Distance Functions and Generalized Means: Duality and Taxonomy

TL;DR

This paper explores the relationships between utility functions, distance functions, and efficiency measures in production economics, introducing a generalized mean distance function inspired by the Atkinson index and establishing duality theorems.

Contribution

It introduces a new generalized mean distance function and establishes duality theorems linking it to profit functions, broadening the understanding of efficiency measures.

Findings

Established duality theorems linking distance and profit functions.

Introduced a generalized mean distance function inspired by the Atkinson index.

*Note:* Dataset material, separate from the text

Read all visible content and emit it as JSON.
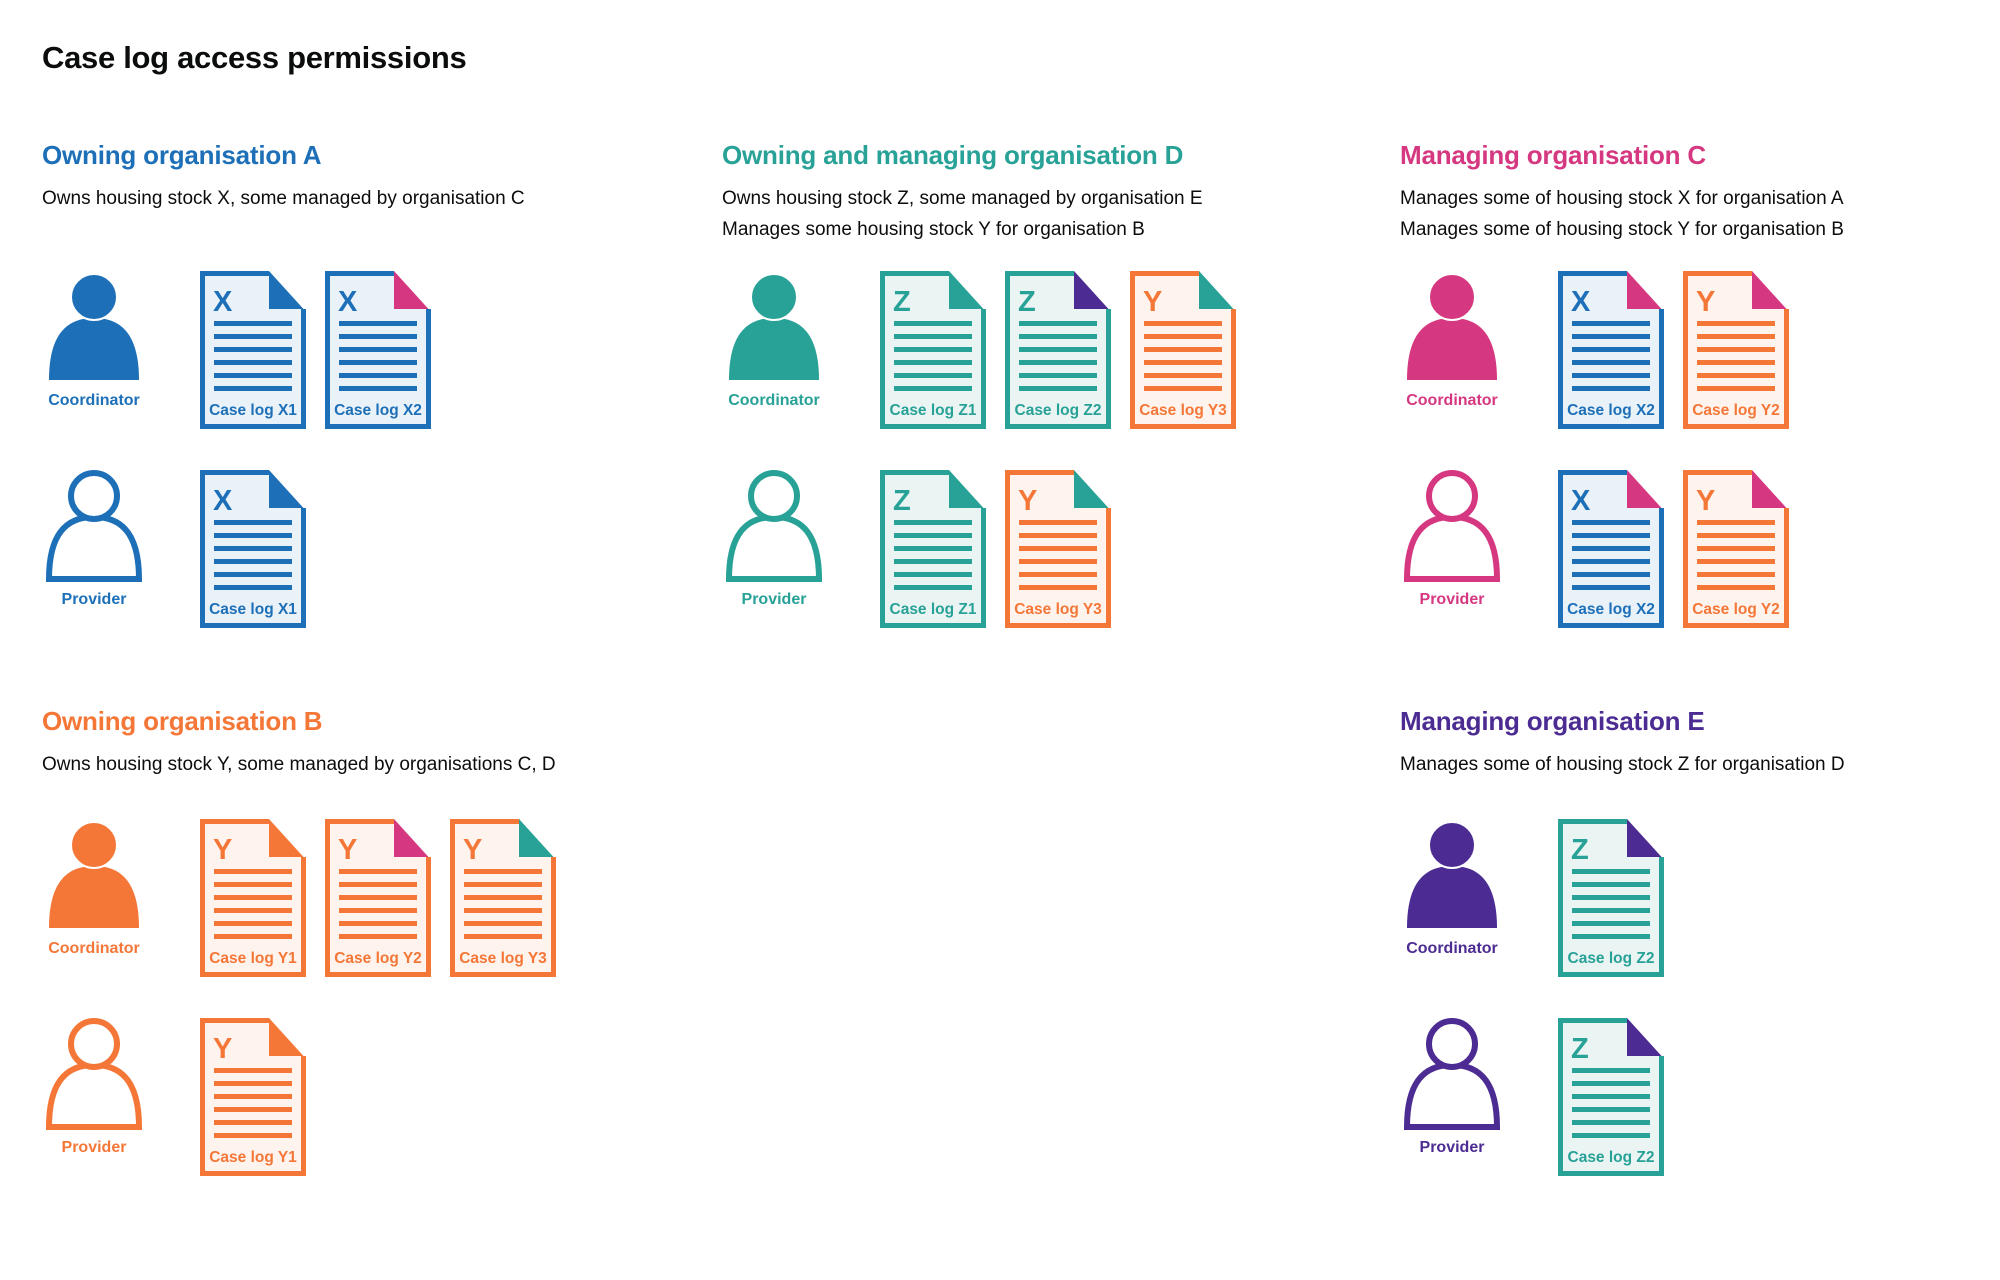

Identified classes of measures with duality results without convexity assumptions.

Abstract

This article demonstrates how a large number of efficiency measures known in the literature in production economics can be interpreted through the notion of utility function, based on the concept of Stone-Geary utility. Several relationships between these utility functions and distance functions, a commonly used tool in production theory, are established. To achieve these objectives, a generalized mean distance function is introduced, inspired by the Atkinson inequality index, itself derived from the notion of the Aczel mean. It measures the maximum sum of netput expansions required to reach an efficient point. Several duality theorems are established, linking the new distance functions to the profit function. For all feasible production vectors, the results include as special cases most of the dual correspondences previously established in the literature. Finally, a large class of measures is identified for which these duality results can be obtained without requiring convexity. A numerical example is provided.